Читаем Звезды падучей пламень полностью

И вот примерно в это же время байроновский лирический том становится настольной книгой Лермонтова, перечитываемой снова и снова. Чем же она так притягивает, околдовывает так властно? Скорей всего, предельной откровенностью, с какой в чеканных строфах британского поэта рассказана его жизнь. До Байрона поэзия просто не знала, что подобная искренность художественно допустима и оправдана. Описываемые ею переживания оставались обобщенными, а еще чаще – нескрываемо условными, литературными. Байрон отверг подобную условность бесповоротно. Для него лирика имеет одно главное назначение – в качестве дневника души. Она остается способом исповедания, пусть даже в ней используется форма, обладающая своими строгими законами, которые как бы навязывают необходимость стилизации. От стилизаций Байрон отказывался, предпочитая необычность порядка рифм и построения строф – лишь для того, чтобы придать особую отчетливость, безоговорочную достоверность выражаемому чувству. Точность чувства, неподдельность чувства, за которым непременно скрывается собственный душевный опыт автора, – с Байроном это становится в поэзии обязательным условием: если оно не выполнено, об истинной лирике не приходится говорить.

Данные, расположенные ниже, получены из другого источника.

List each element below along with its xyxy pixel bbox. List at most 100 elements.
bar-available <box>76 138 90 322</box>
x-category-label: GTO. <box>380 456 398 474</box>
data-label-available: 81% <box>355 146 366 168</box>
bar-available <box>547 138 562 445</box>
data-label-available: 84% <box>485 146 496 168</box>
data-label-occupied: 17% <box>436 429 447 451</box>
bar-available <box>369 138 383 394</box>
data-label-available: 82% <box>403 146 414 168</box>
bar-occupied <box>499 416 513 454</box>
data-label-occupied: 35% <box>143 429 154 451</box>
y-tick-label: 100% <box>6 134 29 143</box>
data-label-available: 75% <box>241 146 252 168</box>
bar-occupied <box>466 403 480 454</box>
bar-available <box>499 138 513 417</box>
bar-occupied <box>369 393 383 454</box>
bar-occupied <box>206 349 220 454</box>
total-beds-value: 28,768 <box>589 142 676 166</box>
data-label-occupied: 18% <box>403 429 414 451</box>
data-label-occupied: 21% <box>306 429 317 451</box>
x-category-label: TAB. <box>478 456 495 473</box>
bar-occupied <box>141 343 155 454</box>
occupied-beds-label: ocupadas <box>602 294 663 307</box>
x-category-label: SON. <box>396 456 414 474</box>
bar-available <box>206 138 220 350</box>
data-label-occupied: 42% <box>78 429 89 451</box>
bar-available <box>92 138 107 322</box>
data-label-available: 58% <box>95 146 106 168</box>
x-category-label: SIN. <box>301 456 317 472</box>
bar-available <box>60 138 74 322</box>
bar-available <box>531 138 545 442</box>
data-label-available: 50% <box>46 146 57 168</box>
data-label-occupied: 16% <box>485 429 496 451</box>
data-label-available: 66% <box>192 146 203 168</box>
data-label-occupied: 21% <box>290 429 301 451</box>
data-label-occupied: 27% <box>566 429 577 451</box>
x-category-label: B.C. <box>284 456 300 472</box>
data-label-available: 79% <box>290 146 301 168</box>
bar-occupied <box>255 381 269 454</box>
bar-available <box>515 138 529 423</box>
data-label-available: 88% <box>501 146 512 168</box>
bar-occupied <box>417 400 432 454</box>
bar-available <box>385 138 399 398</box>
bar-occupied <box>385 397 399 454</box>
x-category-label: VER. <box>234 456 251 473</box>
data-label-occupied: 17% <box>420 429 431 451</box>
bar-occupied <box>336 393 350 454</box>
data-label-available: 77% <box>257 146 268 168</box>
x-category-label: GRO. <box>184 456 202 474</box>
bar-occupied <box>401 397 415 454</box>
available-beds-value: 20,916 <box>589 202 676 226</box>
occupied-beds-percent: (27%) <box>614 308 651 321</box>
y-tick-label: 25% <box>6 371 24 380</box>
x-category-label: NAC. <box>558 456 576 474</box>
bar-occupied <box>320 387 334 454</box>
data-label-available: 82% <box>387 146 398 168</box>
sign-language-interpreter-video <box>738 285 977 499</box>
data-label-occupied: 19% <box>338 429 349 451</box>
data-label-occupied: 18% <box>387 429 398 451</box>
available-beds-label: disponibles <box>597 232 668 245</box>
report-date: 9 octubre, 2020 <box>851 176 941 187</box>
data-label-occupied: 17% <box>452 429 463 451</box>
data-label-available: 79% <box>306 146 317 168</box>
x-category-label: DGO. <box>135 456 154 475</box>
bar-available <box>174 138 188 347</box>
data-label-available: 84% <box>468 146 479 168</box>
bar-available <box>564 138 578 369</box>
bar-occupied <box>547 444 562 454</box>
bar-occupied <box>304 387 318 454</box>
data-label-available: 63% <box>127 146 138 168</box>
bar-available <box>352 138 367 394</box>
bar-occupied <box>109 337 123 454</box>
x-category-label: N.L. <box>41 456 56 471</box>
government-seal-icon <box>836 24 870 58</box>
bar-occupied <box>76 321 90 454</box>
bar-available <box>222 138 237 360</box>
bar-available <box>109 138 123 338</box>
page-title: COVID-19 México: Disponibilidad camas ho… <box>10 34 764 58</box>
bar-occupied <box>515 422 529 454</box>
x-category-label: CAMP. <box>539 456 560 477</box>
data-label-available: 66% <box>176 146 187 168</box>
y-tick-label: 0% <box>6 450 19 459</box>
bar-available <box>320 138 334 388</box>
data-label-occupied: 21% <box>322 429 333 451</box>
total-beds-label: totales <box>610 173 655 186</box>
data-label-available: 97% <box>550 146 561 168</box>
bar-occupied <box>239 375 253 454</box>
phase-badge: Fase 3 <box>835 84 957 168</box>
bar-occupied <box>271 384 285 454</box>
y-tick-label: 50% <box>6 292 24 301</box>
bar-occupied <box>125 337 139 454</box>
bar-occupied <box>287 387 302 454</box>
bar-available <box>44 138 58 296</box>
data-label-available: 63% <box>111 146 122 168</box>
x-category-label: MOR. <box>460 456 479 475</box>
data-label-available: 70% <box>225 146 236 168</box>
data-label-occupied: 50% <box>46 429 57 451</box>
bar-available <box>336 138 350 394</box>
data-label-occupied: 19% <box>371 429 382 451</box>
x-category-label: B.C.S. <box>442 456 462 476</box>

Тогда и обнаруживается, что не только возможно, а просто-таки необходимо без всякой утайки передавать в стихотворении любовь и ненависть, муки и радости, озарения и разочарования – все, даже наиболее сокровенные движения души. Сухая бесстрастность романтиками не признавалась. Строки словно изливаются из потаенных глубин сердца, и строфы всегда непредсказуемы, как непредсказуема сама душевная жизнь. Природа, нравы, история, ошеломляющая своими крутыми переломами, – все тесно соединялось в романтической поэзии, прочнейшими узами сплетаясь с хроникой одной человеческой судьбы, которая раскрывается перед читателем и в ее «минуты роковые», и в томительной бестревожности будней. Эмоциональный регистр становится удивительно широким: пафос легко переходит в иронию, жгучая тоска почти незаметно перерастает в накал обвинений и обличений, а за ними следуют то горестные упреки, адресуемые времени и миру, то меланхолические сетования, то яростные ноты непримирения.

Когда к этой постоянной смене интонаций чуть привыкли, отыскалось слово, лучше всего характеризующее романтическую лирику, – ее назвали поэзией рефлексии, иначе говоря, постоянного самонаблюдения и самопознания. Слово было точным, однако оно вовсе не устранило сомнений в том, поэзия ли это вообще. Литературные староверы так и не приняли ни Байрона, ни его многочисленных последователей. Им казалось кощунством подчеркнутое внимание поэта к его собственным неясным тревогам и духовным побуждениям. Их не привлекало и даже не интересовало само это лицо, названное Пушкиным «столь таинственно пленительным».

Но для поколения, воспитывавшегося на романтизме, подобная настороженность и недоверчивость была абсурдной. Оно, это поколение, знало, что после «Чайльд-Гарольда», после «Еврейских мелодий» невозможно писать так, как будто в литературе не было такого явления, как Байрон.

И, вчитываясь в стихотворения английского поэта, оно снова и снова поражалось этой неистовости, ничем не скованной страстности, резкости переходов от высокой надежды к бездонному отчаянию.

Какой же нужен был безупречный, истинно лермонтовский слух, чтобы различить в трагической лирике Байрона не угасшую мечту о великих свершениях, не притупившееся ожидание огромного счастья – и в служении свободе, и в творчестве, и в любви! А Лермонтов сумел все это постичь и передать, переводя стихи, само заглавие которых – «Душа моя мрачна» – как будто заранее определяло безысходную тональность лирического мотива: И если не навек надежды рок унес,

Они в груди моей проснутся,И если есть в очах застывших капля слез —Они растают и прольются.

Стоическое мужество под ударами рока, упорное противоборство равнодушию – в переводах Лермонтова эта нота звучит всего громче. Он не мог вообразить Байрона усталым, подавленным и прекратившим борьбу.

Его переводы неточны, если исходить не из смысла, а только из языковых соответствий. Но со стороны поэтической Лермонтов был прав безукоризненно. Потому что он сумел донести то определяющее, наиболее глубокое чувство, которым заполняется байроновская лирика. Это чувство гордости. Сложное чувство, многими обстоятельствами питаемое и многое в себе соединившее: презрение ко всякой, а в особенности к духовной рутине, и вызов преобладающим условиям бытия, и твердую уверенность, что личность испытывается прежде всего своей способностью самостоянья, независимого суждения и непредуказуемого действия, которое отвергает любой компромисс.